Kondüktör, fırtınanın verdiği hasar nedeniyle raylara şu anda yalnızca tek bir hattan erişilebildiğini bildirdi. Bu da artık her durakta en az çeyrek saat beklememiz gerektiği anlamına geliyor. Kassel’deki bağlantı çoktan koptu. Yanımda oturan bir kız, piercing randevusunu kaçırdığı için yüksek sesle ve her kelimenin ardından “Digga” sesiyle şikayet ediyor. Onun iyiliği için, benim memleketimden farklı olarak delicisinin 200 kilometreden fazla uzakta olmamasını umuyorum.


Noel beklentisi artık çok uzakta




Fulda’ya doğru tren nihayet boşaldı. Yol arkadaşları yorgun ve sinirli. Acılar insanları bir araya getirir ama sıra trene ilk kimin binip koltuklardan birine yerleştiğinde herkes yeniden yalnız savaşçılara dönüşür. Artık her şey benim için çok fazla. Her öksürük, her cep telefonu zil sesi beni içten içe çıldırtıyor. Noel öncesi tefekkür benden ışık yılları uzakta görünüyor. Dışarısı zifiri karanlık. Burada, Kuzey Hessen demiryolu hattında gün ışığında görülecek pek bir şey yok. Arkama yaslanıyorum, gözlerimi kapatıyorum ve aslında yarım saat uyuyabiliyorum.
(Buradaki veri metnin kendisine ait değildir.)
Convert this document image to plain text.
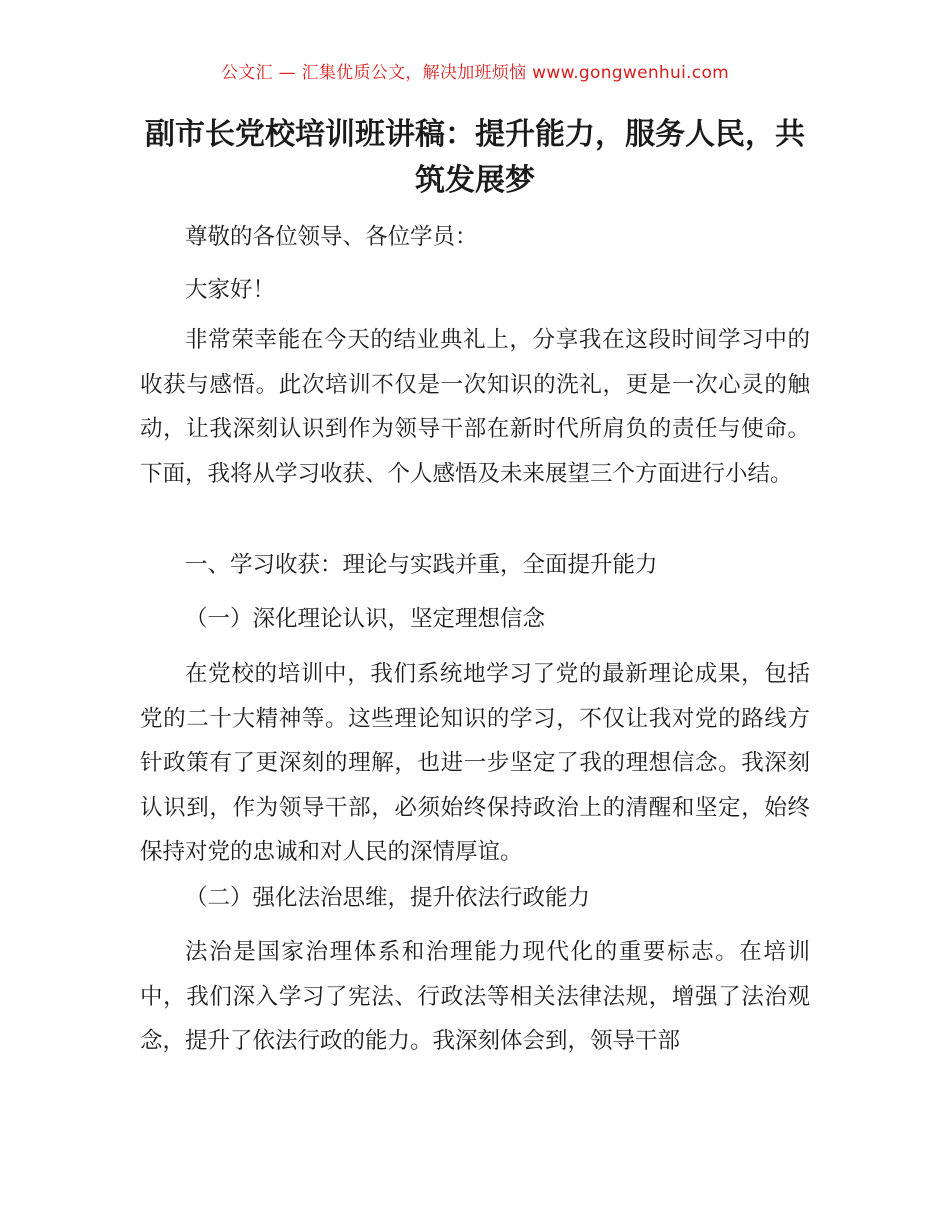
公文汇 — 汇集优质公文，解决加班烦恼 www.gongwenhui.com
副市长党校培训班讲稿：提升能力，服务人民，共筑发展梦

尊敬的各位领导、各位学员：

大家好！

非常荣幸能在今天的结业典礼上，分享我在这段时间学习中的收获与感悟。此次培训不仅是一次知识的洗礼，更是一次心灵的触动，让我深刻认识到作为领导干部在新时代所肩负的责任与使命。下面，我将从学习收获、个人感悟及未来展望三个方面进行小结。

一、学习收获：理论与实践并重，全面提升能力

（一）深化理论认识，坚定理想信念

在党校的培训中，我们系统地学习了党的最新理论成果，包括党的二十大精神等。这些理论知识的学习，不仅让我对党的路线方针政策有了更深刻的理解，也进一步坚定了我的理想信念。我深刻认识到，作为领导干部，必须始终保持政治上的清醒和坚定，始终保持对党的忠诚和对人民的深情厚谊。

（二）强化法治思维，提升依法行政能力

法治是国家治理体系和治理能力现代化的重要标志。在培训中，我们深入学习了宪法、行政法等相关法律法规，增强了法治观念，提升了依法行政的能力。我深刻体会到，领导干部
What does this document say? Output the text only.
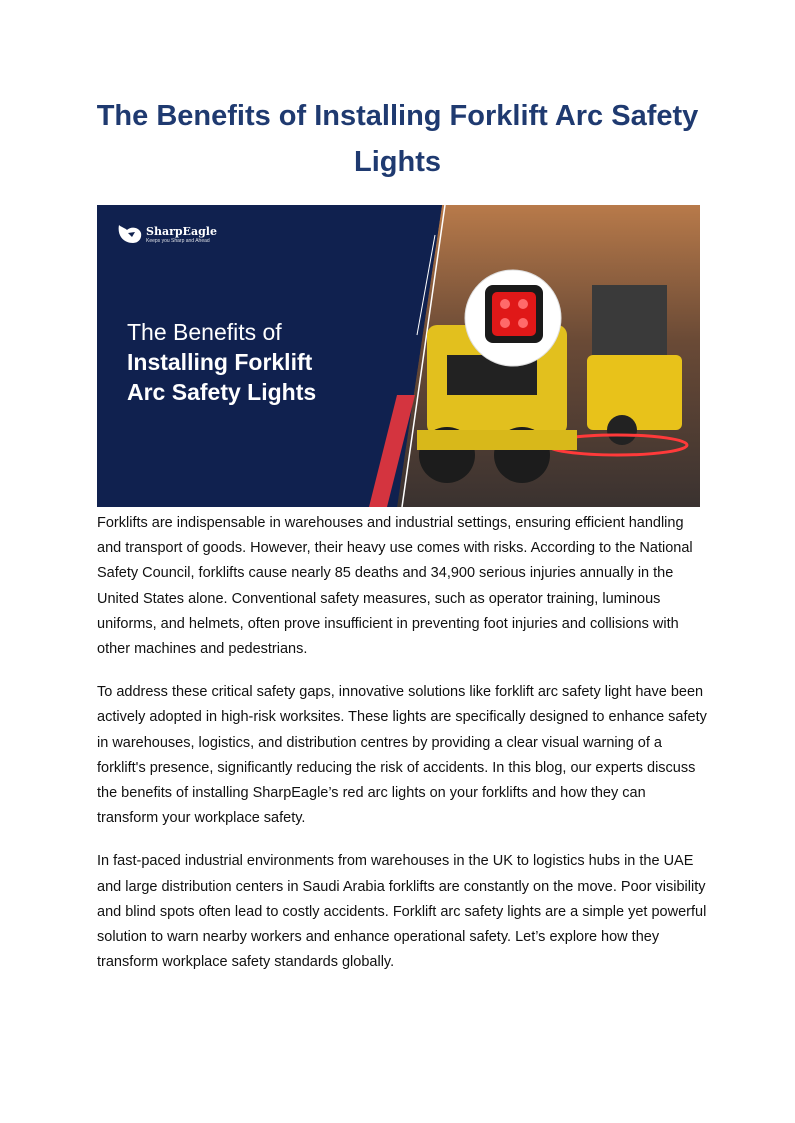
The Benefits of Installing Forklift Arc Safety Lights
SharpEagle
Keeps you Sharp and Ahead
The Benefits of
Installing Forklift
Arc Safety Lights

Forklifts are indispensable in warehouses and industrial settings, ensuring efficient handling and transport of goods. However, their heavy use comes with risks. According to the National Safety Council, forklifts cause nearly 85 deaths and 34,900 serious injuries annually in the United States alone. Conventional safety measures, such as operator training, luminous uniforms, and helmets, often prove insufficient in preventing foot injuries and collisions with other machines and pedestrians.

To address these critical safety gaps, innovative solutions like forklift arc safety light have been actively adopted in high-risk worksites. These lights are specifically designed to enhance safety in warehouses, logistics, and distribution centres by providing a clear visual warning of a forklift's presence, significantly reducing the risk of accidents. In this blog, our experts discuss the benefits of installing SharpEagle’s red arc lights on your forklifts and how they can transform your workplace safety.

In fast-paced industrial environments from warehouses in the UK to logistics hubs in the UAE and large distribution centers in Saudi Arabia forklifts are constantly on the move. Poor visibility and blind spots often lead to costly accidents. Forklift arc safety lights are a simple yet powerful solution to warn nearby workers and enhance operational safety. Let’s explore how they transform workplace safety standards globally.
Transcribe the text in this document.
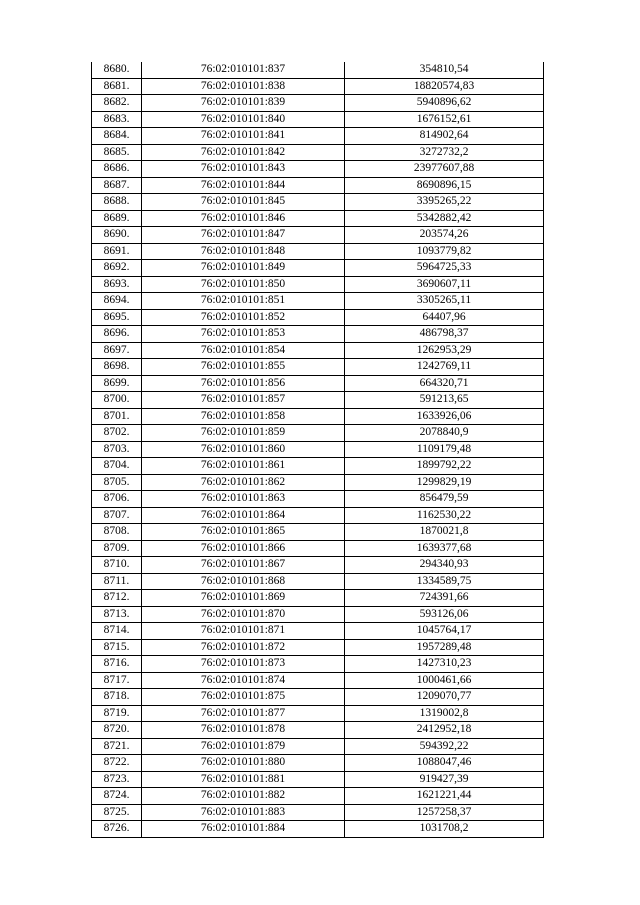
8680.	76:02:010101:837	354810,54
8681.	76:02:010101:838	18820574,83
8682.	76:02:010101:839	5940896,62
8683.	76:02:010101:840	1676152,61
8684.	76:02:010101:841	814902,64
8685.	76:02:010101:842	3272732,2
8686.	76:02:010101:843	23977607,88
8687.	76:02:010101:844	8690896,15
8688.	76:02:010101:845	3395265,22
8689.	76:02:010101:846	5342882,42
8690.	76:02:010101:847	203574,26
8691.	76:02:010101:848	1093779,82
8692.	76:02:010101:849	5964725,33
8693.	76:02:010101:850	3690607,11
8694.	76:02:010101:851	3305265,11
8695.	76:02:010101:852	64407,96
8696.	76:02:010101:853	486798,37
8697.	76:02:010101:854	1262953,29
8698.	76:02:010101:855	1242769,11
8699.	76:02:010101:856	664320,71
8700.	76:02:010101:857	591213,65
8701.	76:02:010101:858	1633926,06
8702.	76:02:010101:859	2078840,9
8703.	76:02:010101:860	1109179,48
8704.	76:02:010101:861	1899792,22
8705.	76:02:010101:862	1299829,19
8706.	76:02:010101:863	856479,59
8707.	76:02:010101:864	1162530,22
8708.	76:02:010101:865	1870021,8
8709.	76:02:010101:866	1639377,68
8710.	76:02:010101:867	294340,93
8711.	76:02:010101:868	1334589,75
8712.	76:02:010101:869	724391,66
8713.	76:02:010101:870	593126,06
8714.	76:02:010101:871	1045764,17
8715.	76:02:010101:872	1957289,48
8716.	76:02:010101:873	1427310,23
8717.	76:02:010101:874	1000461,66
8718.	76:02:010101:875	1209070,77
8719.	76:02:010101:877	1319002,8
8720.	76:02:010101:878	2412952,18
8721.	76:02:010101:879	594392,22
8722.	76:02:010101:880	1088047,46
8723.	76:02:010101:881	919427,39
8724.	76:02:010101:882	1621221,44
8725.	76:02:010101:883	1257258,37
8726.	76:02:010101:884	1031708,2
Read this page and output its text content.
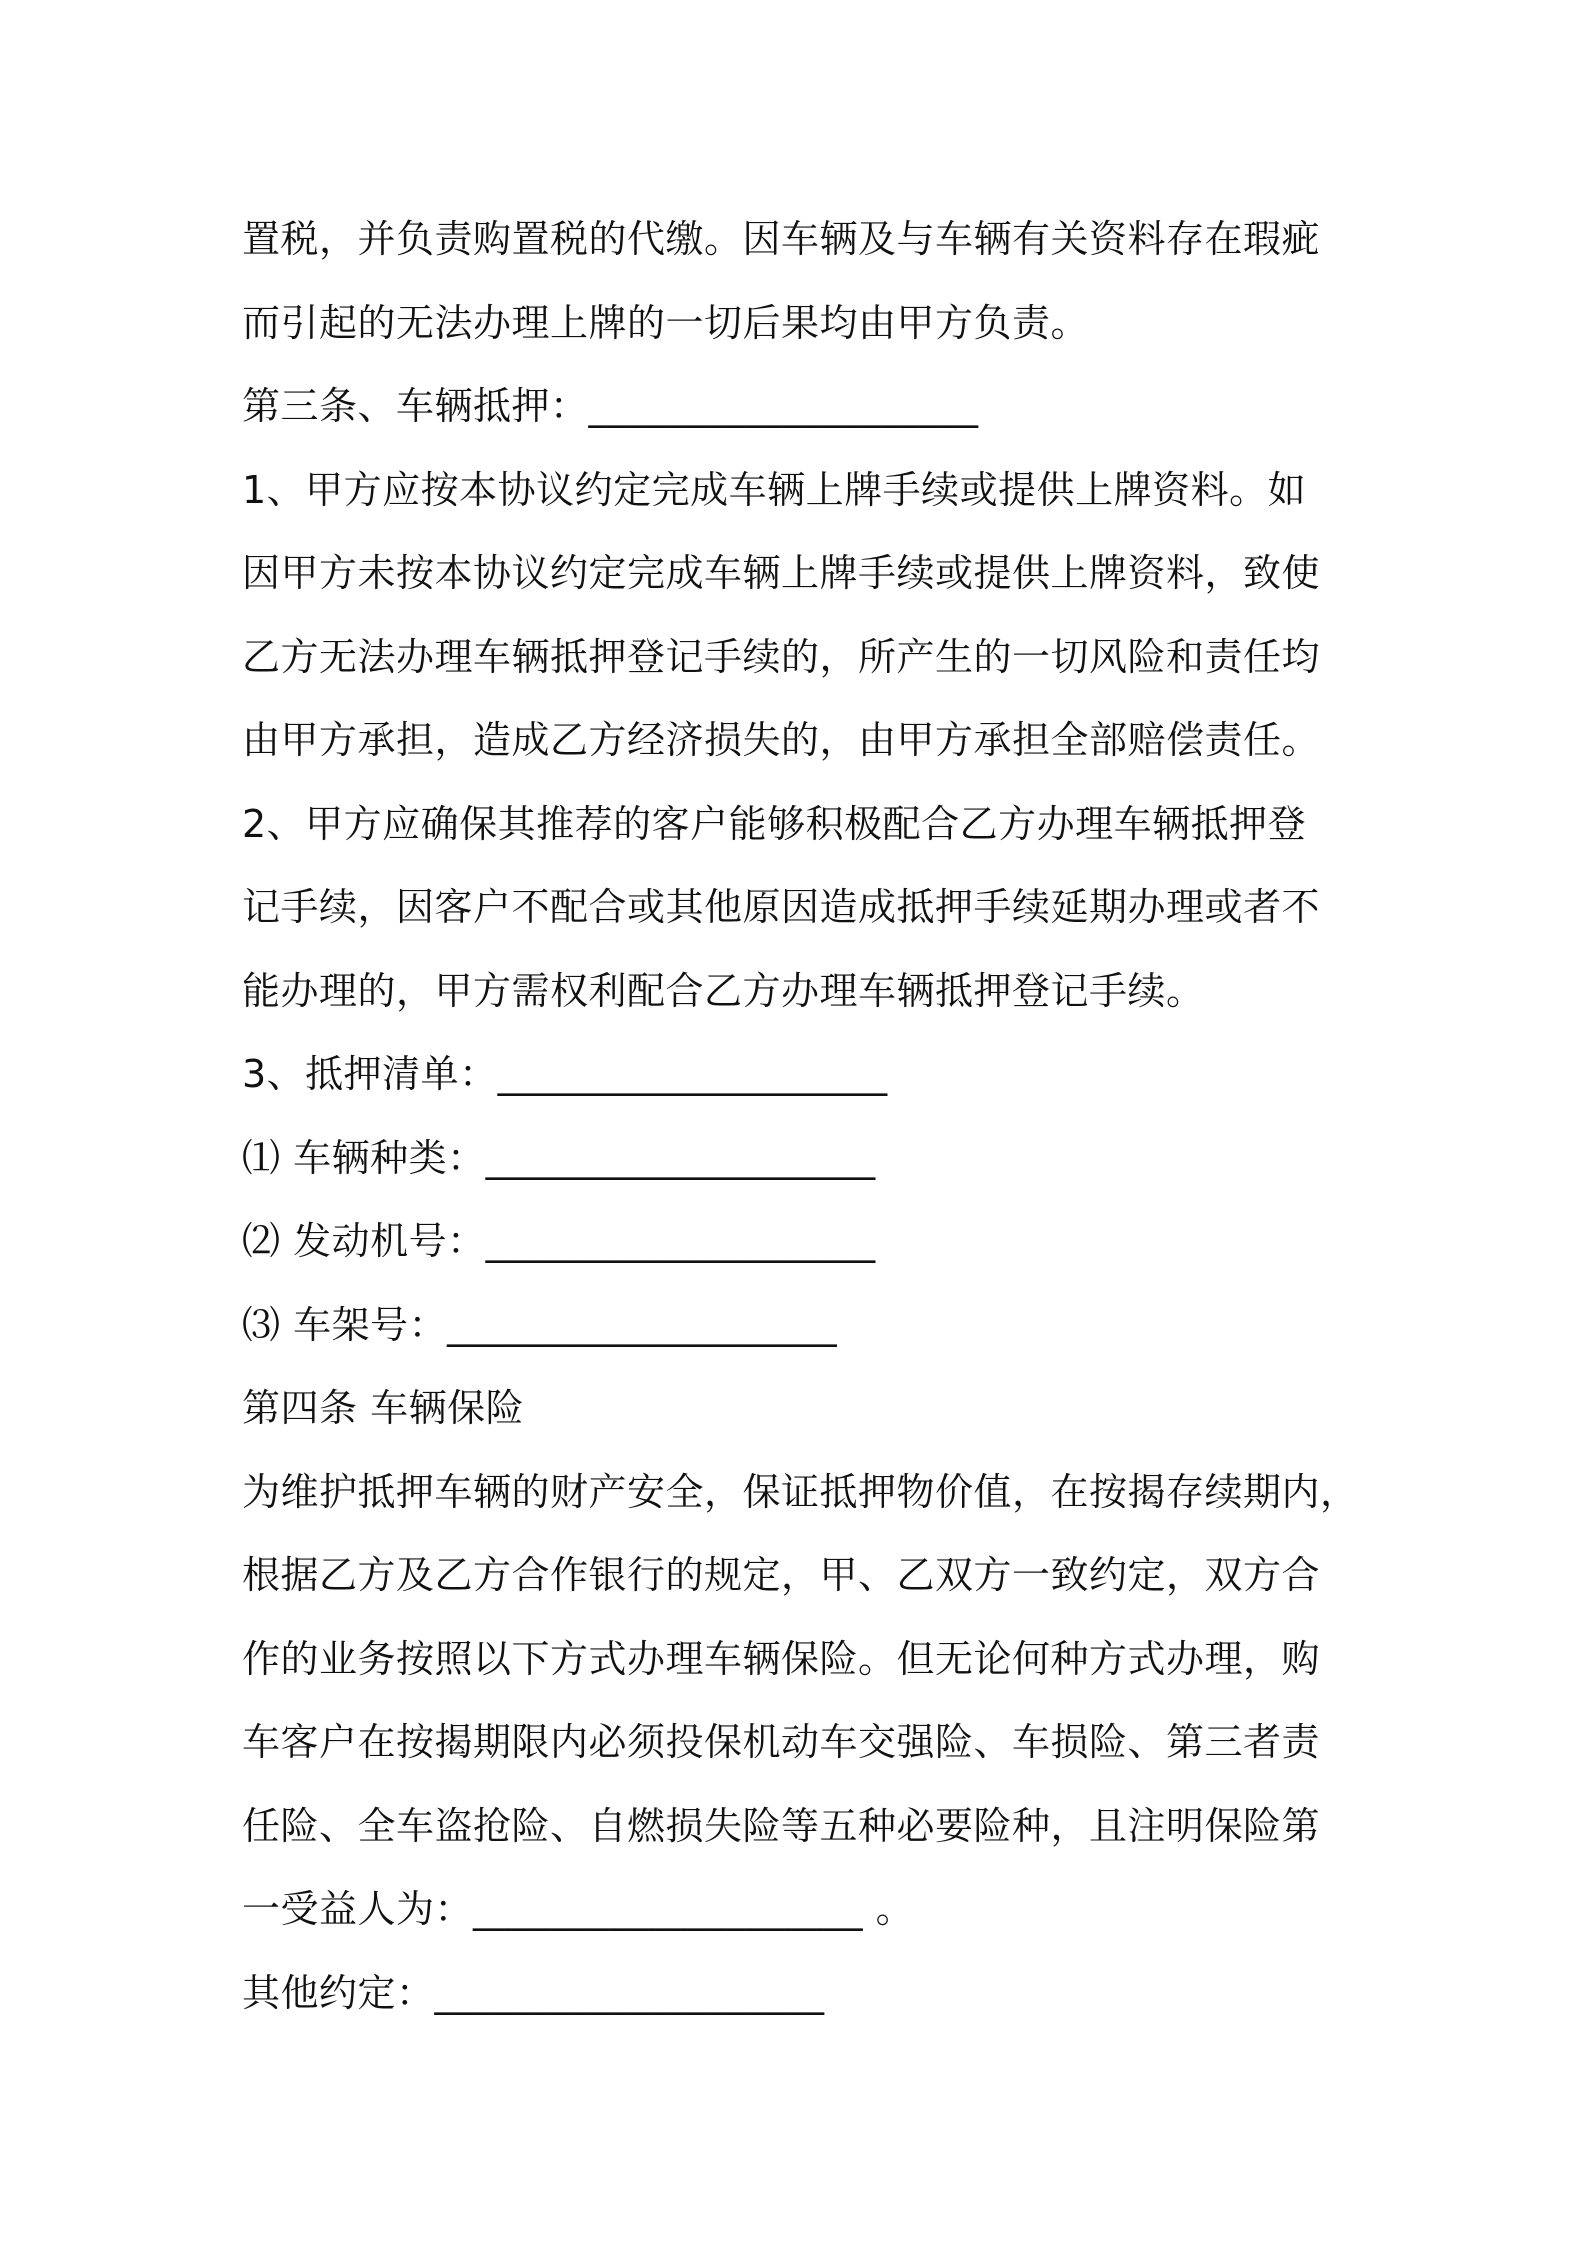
置税，并负责购置税的代缴。因车辆及与车辆有关资料存在瑕疵
而引起的无法办理上牌的一切后果均由甲方负责。
第三条、车辆抵押：____________________
1、甲方应按本协议约定完成车辆上牌手续或提供上牌资料。如
因甲方未按本协议约定完成车辆上牌手续或提供上牌资料，致使
乙方无法办理车辆抵押登记手续的，所产生的一切风险和责任均
由甲方承担，造成乙方经济损失的，由甲方承担全部赔偿责任。
2、甲方应确保其推荐的客户能够积极配合乙方办理车辆抵押登
记手续，因客户不配合或其他原因造成抵押手续延期办理或者不
能办理的，甲方需权利配合乙方办理车辆抵押登记手续。
3、抵押清单：____________________
⑴ 车辆种类：____________________
⑵ 发动机号：____________________
⑶ 车架号：____________________
第四条 车辆保险
为维护抵押车辆的财产安全，保证抵押物价值，在按揭存续期内，
根据乙方及乙方合作银行的规定，甲、乙双方一致约定，双方合
作的业务按照以下方式办理车辆保险。但无论何种方式办理，购
车客户在按揭期限内必须投保机动车交强险、车损险、第三者责
任险、全车盗抢险、自燃损失险等五种必要险种，且注明保险第
一受益人为：____________________ 。
其他约定：____________________
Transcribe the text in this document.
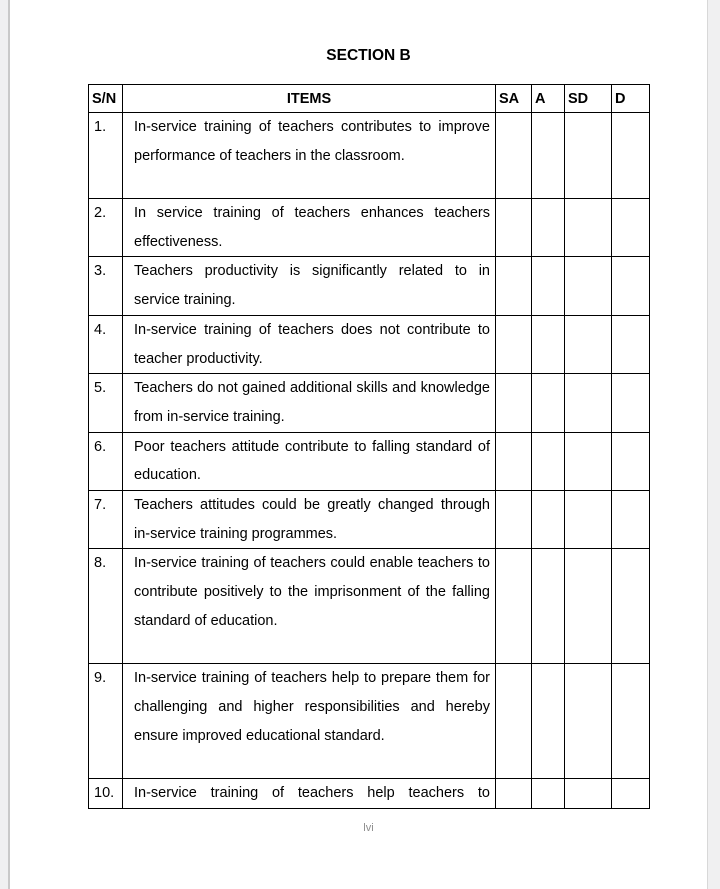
SECTION B
S/N	ITEMS	SA	A	SD	D
1.	In-service training of teachers contributes to improve performance of teachers in the classroom.				
2.	In service training of teachers enhances teachers effectiveness.				
3.	Teachers productivity is significantly related to in service training.				
4.	In-service training of teachers does not contribute to teacher productivity.				
5.	Teachers do not gained additional skills and knowledge from in-service training.				
6.	Poor teachers attitude contribute to falling standard of education.				
7.	Teachers attitudes could be greatly changed through in-service training programmes.				
8.	In-service training of teachers could enable teachers to contribute positively to the imprisonment of the falling standard of education.				
9.	In-service training of teachers help to prepare them for challenging and higher responsibilities and hereby ensure improved educational standard.				
10.	In-service training of teachers help teachers to				
lvi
Tren yalnızca sekiz dakika gecikti ve bu da bana, guruldayan midemi tatmin etmek için eczaneden en azından küçük bir atıştırmalık almam için yeterli zamanı verdi.


Gümrük ve meraklar

Noel Baba mutlu bir şekilde çöp topladığında veya metroya bindiğinde – dünya çapında bir Noel gezisi





Bir sonraki bölgesel tren zaten hazır. Yolcular zaten tanıdık Hessian lehçesiyle konuşuyorlar (kusura bakmayın, gevezelik ediyorlar). Ev ulaşılabilir durumda. Daha da ünlü köyler geçiyor ama en azından isimler bana tanıdık gelmeye başlıyor. Sekiz saat sonra nihayet Bavyera’nın kuzeyindeki Aschaffenburg’daki hedefime ulaştım. Trenden indim. Geriye kalan kilometreler annemin arabasıyla katedildi. Sorun hemen ardından gelir. Birdenbire evin tanıdık sıcaklığını gerçekten sabırsızlıkla bekliyorum. Ve Noel, Noel benim en çok sabırsızlıkla beklediğim şey.